I want to use Central Valley trucks on brass passenger cars, but I also want to using lighting. How can I get power from the tracks to the kingpin?

Thanks,
Marty


----------



## DonR (Oct 18, 2012)

Marty

You can install brass wipers that rub on the smooth backs of
the wheels. The best power pickup would have all 4 wheels
on each side in use. Then flexible wires soldered to
the wipers thru a hole in the floor of the car to the
lights.

A second, less dependable method. is to install a brass
wiper that rubs on the axles. This system has
less friction than the all wheel type, but is more
likely to provide less dependable power since one
truck picks up right rail, and other picks up left rail.

You can make your own wipers by cutting them from
a small sheet of springy brass.

Don


----------



## gregc (Apr 25, 2015)

DonR said:


> You can install brass wipers that rub on the smooth backs of the wheels.


http://www.pacificcoastairlinerr.com/1905/tender_wipers/


----------



## Lemonhawk (Sep 24, 2013)

The Kaydee coupler spring do a really neat job of becoming power pickups. Trickier is to find some nice flexible 30 gauge wire.


----------



## jlc41 (Feb 16, 2016)

Good idea using the Kaydee coupler springs. Much easier than making the from scratch.


----------



## traction fan (Oct 5, 2014)

*Battery lighting*



MWulfe said:


> I want to use Central Valley trucks on brass passenger cars, but I also want to using lighting. How can I get power from the tracks to the kingpin?
> 
> Thanks,
> Marty


 Marty;

Those Central valley trucks are great. I wish they made them in N-scale! 

You can use track power through those trucks If you wish, but it seems like a lot of trouble to get lights that don't stay on except when the train is moving. That won't be the case if you are using DCC since it has constant power on the rails. I prefer battery power lighting using LEDs. Small disc type batteries are available in 3 volts DC. That will light an LED. Two such batteries, in series with a current limiting resistor will light a car full of LEDs. The lights can be turned on or off with a small concealed switch. One idea uses a magnetic reed switch mounted to the inside of the car floor.

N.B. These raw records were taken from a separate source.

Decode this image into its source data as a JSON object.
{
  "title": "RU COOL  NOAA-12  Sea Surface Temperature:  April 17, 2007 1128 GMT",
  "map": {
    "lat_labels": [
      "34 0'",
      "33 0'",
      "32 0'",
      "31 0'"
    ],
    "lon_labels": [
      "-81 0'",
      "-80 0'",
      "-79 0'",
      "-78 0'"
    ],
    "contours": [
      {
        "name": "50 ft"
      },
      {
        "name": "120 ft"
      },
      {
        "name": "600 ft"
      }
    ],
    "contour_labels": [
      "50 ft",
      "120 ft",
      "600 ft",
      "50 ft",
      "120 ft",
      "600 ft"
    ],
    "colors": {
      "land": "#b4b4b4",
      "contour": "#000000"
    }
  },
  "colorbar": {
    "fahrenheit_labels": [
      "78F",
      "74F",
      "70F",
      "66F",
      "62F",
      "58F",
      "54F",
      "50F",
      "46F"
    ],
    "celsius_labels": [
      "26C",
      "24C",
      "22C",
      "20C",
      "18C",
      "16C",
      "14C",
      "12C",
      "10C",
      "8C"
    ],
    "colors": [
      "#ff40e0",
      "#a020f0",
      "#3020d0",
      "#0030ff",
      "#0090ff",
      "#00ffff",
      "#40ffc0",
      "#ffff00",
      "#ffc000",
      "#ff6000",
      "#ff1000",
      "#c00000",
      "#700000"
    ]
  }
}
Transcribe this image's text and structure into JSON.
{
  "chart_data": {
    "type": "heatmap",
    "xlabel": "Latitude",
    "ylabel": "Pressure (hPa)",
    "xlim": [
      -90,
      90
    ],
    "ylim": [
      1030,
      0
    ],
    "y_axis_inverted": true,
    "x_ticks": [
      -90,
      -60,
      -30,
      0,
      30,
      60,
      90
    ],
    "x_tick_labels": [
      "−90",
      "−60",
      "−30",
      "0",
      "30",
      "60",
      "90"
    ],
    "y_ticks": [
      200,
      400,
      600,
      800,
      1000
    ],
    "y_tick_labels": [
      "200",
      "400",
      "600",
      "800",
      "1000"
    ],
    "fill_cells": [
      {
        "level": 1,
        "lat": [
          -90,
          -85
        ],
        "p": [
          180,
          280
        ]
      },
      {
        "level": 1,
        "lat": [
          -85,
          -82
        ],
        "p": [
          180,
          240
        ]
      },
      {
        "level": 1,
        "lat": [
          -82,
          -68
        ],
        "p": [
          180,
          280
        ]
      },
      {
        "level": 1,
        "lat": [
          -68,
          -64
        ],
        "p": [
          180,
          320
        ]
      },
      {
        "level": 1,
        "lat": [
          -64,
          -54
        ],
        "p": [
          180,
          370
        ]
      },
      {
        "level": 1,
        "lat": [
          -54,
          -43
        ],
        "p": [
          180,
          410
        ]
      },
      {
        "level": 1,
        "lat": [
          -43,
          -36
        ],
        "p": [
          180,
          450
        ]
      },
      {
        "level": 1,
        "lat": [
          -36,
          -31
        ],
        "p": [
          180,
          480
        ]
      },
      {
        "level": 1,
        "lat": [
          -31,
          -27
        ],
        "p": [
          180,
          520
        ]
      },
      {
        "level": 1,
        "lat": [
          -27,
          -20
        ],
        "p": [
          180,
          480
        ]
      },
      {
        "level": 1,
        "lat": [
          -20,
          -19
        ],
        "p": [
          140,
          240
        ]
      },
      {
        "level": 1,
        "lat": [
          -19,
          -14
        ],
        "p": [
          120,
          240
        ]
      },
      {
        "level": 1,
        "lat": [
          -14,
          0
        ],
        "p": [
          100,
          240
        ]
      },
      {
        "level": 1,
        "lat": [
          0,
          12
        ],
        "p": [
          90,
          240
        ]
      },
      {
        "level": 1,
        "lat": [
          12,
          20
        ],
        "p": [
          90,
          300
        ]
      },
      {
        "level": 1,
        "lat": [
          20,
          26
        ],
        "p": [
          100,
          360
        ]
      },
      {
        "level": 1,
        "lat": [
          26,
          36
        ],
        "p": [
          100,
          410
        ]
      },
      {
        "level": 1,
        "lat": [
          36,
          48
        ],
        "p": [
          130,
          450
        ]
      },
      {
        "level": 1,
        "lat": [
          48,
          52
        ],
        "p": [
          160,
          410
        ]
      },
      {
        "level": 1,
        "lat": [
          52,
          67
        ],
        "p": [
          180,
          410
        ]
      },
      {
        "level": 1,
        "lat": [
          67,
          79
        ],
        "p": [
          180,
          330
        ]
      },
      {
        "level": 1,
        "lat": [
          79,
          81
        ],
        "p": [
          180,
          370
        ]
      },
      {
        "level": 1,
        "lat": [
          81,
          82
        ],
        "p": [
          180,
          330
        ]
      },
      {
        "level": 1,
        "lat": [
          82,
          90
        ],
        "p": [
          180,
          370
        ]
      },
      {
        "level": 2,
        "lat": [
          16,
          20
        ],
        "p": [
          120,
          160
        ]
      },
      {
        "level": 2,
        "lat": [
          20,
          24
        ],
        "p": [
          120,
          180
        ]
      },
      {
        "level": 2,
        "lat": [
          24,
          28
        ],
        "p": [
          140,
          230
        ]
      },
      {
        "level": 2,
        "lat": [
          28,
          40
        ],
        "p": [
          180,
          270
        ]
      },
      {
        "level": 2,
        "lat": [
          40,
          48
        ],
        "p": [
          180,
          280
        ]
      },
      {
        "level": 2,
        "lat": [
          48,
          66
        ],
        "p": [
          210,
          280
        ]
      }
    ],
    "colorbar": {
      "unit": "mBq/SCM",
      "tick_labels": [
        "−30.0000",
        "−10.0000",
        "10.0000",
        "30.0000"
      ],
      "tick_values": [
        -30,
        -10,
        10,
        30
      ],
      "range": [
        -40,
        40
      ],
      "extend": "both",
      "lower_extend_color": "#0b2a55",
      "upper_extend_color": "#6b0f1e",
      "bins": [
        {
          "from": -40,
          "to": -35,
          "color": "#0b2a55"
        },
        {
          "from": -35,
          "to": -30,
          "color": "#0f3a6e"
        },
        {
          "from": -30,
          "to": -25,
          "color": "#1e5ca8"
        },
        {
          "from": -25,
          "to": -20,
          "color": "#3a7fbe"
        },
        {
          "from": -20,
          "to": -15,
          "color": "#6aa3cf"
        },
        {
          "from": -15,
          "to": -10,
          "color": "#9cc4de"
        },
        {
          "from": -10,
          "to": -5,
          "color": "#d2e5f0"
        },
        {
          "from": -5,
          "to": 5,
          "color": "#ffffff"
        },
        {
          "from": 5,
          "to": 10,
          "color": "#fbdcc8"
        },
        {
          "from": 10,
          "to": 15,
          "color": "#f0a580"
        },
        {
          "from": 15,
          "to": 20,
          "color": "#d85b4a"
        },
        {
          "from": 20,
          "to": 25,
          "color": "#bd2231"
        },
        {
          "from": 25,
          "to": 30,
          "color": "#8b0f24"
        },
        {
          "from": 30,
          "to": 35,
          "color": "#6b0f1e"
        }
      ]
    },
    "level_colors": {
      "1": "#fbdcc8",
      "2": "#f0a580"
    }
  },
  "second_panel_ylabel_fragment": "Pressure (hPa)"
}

A small magnet, painted flat black, and disguised as a bit of under the car equipment, will turn the lights on when it is stuck to the bottom of the car directly below the switch. Another scheme is to use a vent, or other detail part on top of the car. The vent needs to be able to be rotated. Rotating the vent one way moves a rod that triggers a Micro-switch inside the car to turn the lights on.

Just another option to consider;

Traction Fan:smilie_daumenpos:


----------



## Kadotus (Oct 28, 2016)

A capacitor should be pretty easy to hide in there, and it would help keep the lights from flickering, and a bigger one would keep the lights on for a while.


----------